There are many who have said that this move by United, while certainly a welcome one, is far too late for those Americans who have suffered needlessly because insurance company clerks were required to approve medical decisions that only doctors should have been empowered to make. And those critics would be absolutely right. I remember not too long ago when members of the Clinton administration went around the country predicting that insurance companies, not doctors, would make the life-saving decisions or, more correctly, not make them. And while their fix to the problem may not have been the best one at the time, the prophecy was right on the mark.

It is now six years later and, yes, there have been a number of needless deaths and other horror stories attached to our collective refusal to act. But now it appears that the health care industry is finally getting the message that the people in this country are no longer willing to tolerate the emasculation of the physician-patient relationship.

A memo circulated among top health plan executives recently places the blame for the public's unrest and distrust squarely where it belongs. And that is on the insurance companies and HMOs, which took health-related decision making away from the doctors in America and placed it in the hands of people driven by motives far removed from the Hippocratic Oath which has served our health needs better than any other country on Earth.

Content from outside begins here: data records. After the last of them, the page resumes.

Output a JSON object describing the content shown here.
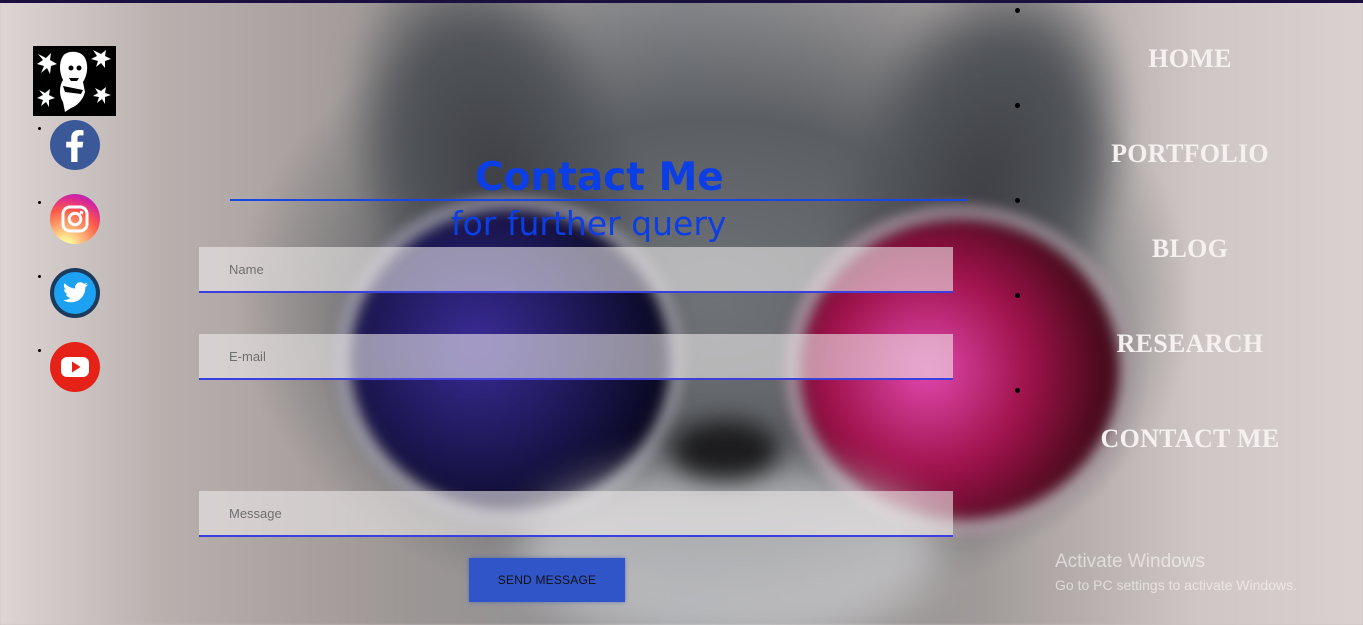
{
  "social": {
    "items": [
      {
        "name": "facebook",
        "icon": "facebook-icon",
        "color": "#3b5998"
      },
      {
        "name": "instagram",
        "icon": "instagram-icon",
        "color": "#d6249f"
      },
      {
        "name": "twitter",
        "icon": "twitter-icon",
        "color": "#1da1f2"
      },
      {
        "name": "youtube",
        "icon": "youtube-icon",
        "color": "#e62117"
      }
    ]
  },
  "contact": {
    "title": "Contact Me",
    "subtitle": "for further query",
    "name_placeholder": "Name",
    "email_placeholder": "E-mail",
    "message_placeholder": "Message",
    "send_label": "SEND MESSAGE",
    "accent_color": "#0c3ee6"
  },
  "nav": {
    "items": [
      {
        "label": "HOME"
      },
      {
        "label": "PORTFOLIO"
      },
      {
        "label": "BLOG"
      },
      {
        "label": "RESEARCH"
      },
      {
        "label": "CONTACT ME"
      }
    ]
  },
  "watermark": {
    "title": "Activate Windows",
    "subtitle": "Go to PC settings to activate Windows."
  }
}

No longer are the HMO providers relying on fancy image campaigns to sway public opinion, because they can't. No amount of television commercials and newspaper ads can convince a nation that life is good when everyone in the system knows that things are bad. It is this new-found knowledge and understanding that problems in the delivery system itself are the major contributor to the public's dissatisfaction with the way things are. So, in an effort to divert pending legislation by Congress aimed at fixing what is wrong, the industry is acting in its own best interests by trying to fix the problem itself.

That is very good news. And while it may be too little, too late to stop a national cry for help from our lawmakers, who can insist that doctors and not profit-driven insurance companies care for the patients, it may blunt legislation that might otherwise be too limiting on the desires of those major companies.

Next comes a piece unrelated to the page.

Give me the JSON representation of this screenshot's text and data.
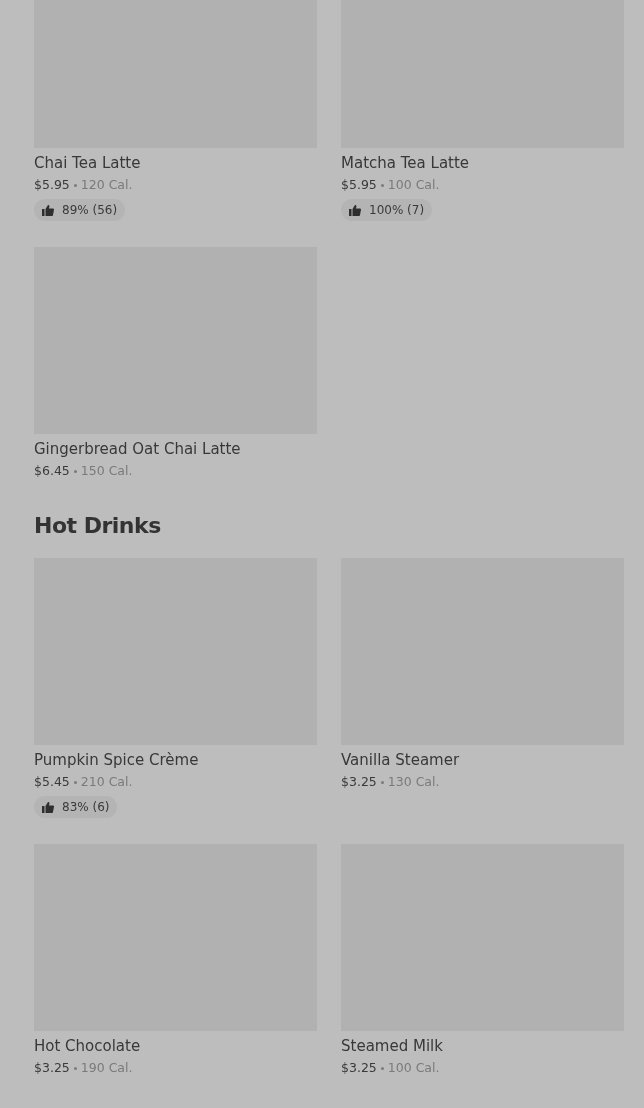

What has happened in health care is no surprise. Like every other good idea in America, once put into practice it loses its sense of purpose and becomes something other than what was intended. There is no question, for example, that our health care system has been gravely ill these past couple of decades. The cost of medical services and the insurance programs designed to give them effect had grown astronomically to the point that few Americans could even afford adequate treatment.

The HMO was developed to control the costs and spread the risk among greater numbers of people, thus making good health care delivery available to more patients. It was a good idea. What happened, though, was that profit motivation led those who controlled the HMOs and insurance companies to squeeze the costs out of the doctors and hospitals but not out of the system at large. That meant greater profits for those companies but only if they could keep a lid on the cost of providing the medical services.

No one begrudged the HMOs their significant profits for acting as intermediaries to fix a problem that was consuming us as a nation. In fact, we welcomed it. But to pull off the cost-cutting trick required the insurance providers to "just say no," whether there was a need for the treatment or not. And that kind of attitude has brought the problem to the steps of the U.S. Congress, which nows appears willing and ready to respond to overwhelming constituent unrest.

The good news last week has definitely been a recognition -- whether it be for public relations value or for a more responsible reason -- of the fact that insurance companies and HMOs have gone too far. So if the industry can clean up its mistakes, curtail its excesses and return the health care system back to the doctor-patient relationship where it belongs, then the people and the health care businesses will be the winners.